Robert Kubica powrócił na tor już podczas zeszłotygodniowego Grand Prix Holandii, zastępując chorego kolegę z zespołu Alfa Romeo Racing, Kimiego Räikkönena. Okazało się, że Kubica wystartuje również na torze Monza, na którym w 2006 roku wywalczył swoje pierwsze podium w F1.
W ubiegłą niedzielę Robert Kubica udowodnił, że nawet “z marszu” jest w stanie rywalizować z pozostałymi zawodnikami w stawce.
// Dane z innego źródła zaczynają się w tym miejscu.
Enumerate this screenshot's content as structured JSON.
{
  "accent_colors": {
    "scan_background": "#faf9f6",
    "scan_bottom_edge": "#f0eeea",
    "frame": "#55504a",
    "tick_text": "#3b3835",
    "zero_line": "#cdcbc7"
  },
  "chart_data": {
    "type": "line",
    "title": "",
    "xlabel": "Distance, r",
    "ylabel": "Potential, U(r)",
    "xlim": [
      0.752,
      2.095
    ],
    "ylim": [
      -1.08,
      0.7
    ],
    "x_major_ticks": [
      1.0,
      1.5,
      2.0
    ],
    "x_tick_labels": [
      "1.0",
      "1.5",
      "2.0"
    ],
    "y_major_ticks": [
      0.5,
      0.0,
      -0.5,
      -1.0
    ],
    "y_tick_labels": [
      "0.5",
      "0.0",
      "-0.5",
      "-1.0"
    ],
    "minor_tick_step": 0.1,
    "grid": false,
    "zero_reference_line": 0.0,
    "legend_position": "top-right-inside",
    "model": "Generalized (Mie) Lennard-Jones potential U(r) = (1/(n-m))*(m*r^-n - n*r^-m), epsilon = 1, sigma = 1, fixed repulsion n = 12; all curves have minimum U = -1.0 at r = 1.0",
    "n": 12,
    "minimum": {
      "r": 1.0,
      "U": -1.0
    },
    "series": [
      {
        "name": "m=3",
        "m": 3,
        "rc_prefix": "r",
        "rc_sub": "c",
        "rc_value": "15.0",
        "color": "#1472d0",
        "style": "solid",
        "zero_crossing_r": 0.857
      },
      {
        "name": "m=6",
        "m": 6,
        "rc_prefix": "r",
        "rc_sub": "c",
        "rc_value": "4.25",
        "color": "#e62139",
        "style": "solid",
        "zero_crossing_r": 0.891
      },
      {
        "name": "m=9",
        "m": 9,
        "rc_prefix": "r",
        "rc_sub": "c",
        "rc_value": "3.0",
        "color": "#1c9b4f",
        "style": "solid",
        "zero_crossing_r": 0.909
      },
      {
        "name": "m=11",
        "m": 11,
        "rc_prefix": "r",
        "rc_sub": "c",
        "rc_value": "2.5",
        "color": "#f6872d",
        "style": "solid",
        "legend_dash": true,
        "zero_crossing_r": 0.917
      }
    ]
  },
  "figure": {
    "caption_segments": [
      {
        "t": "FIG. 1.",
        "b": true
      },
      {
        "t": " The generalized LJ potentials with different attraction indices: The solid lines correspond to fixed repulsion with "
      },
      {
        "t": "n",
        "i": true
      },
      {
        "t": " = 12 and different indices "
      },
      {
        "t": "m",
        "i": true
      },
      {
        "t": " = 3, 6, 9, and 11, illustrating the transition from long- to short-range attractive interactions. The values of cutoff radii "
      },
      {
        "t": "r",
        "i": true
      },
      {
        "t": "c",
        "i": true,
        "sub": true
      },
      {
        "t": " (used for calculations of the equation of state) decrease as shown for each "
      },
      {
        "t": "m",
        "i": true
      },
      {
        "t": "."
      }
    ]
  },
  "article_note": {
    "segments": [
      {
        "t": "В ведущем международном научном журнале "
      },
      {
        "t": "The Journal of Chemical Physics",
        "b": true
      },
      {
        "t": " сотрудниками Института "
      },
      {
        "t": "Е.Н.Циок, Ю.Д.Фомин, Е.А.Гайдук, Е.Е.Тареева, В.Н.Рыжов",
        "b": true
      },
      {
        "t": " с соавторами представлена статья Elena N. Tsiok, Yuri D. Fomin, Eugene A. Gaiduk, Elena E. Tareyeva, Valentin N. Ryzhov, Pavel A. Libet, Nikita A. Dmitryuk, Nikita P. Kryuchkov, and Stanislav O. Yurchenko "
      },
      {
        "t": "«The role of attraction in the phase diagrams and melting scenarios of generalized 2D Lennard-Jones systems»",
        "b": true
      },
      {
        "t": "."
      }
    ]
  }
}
Jego bardzo dobra postawa nie umknęła uwadze światowych mediów i polskich kibiców, którzy liczyli na kolejny występ swojego ulubieńca.
Doczekali się! Już w najbliższy weekend Kubica usiądzie za kierownicą bolidu Alfa Romeo Racing i stanie do walki w wyścigu o Grand Prix Włoch na legendarnym torze Monza.
– W pierwszej kolejności chciałbym przekazać Kimiemu wyrazy wsparcia. Mam nadzieję, że jak najszybciej wyzdrowieje i wróci do kokpitu. Nie mogę się doczekać ścigania na Monzy – to niesamowity tor, na którym w 2006 roku po raz pierwszy stanąłem na podium Formuły 1. W przeciwieństwie do Zandvoort, znam go bardzo dobrze, co z pewnością mi pomoże. Tym bardziej, że format sprintu kwalifikacyjnego zmniejsza liczbę sesji treningowych. Jestem zadowolony z tego, co udało się osiągnąć w Holandii i nie mogę się już doczekać, aby ponownie pomóc zespołowi na Monzy – powiedział Robert Kubica.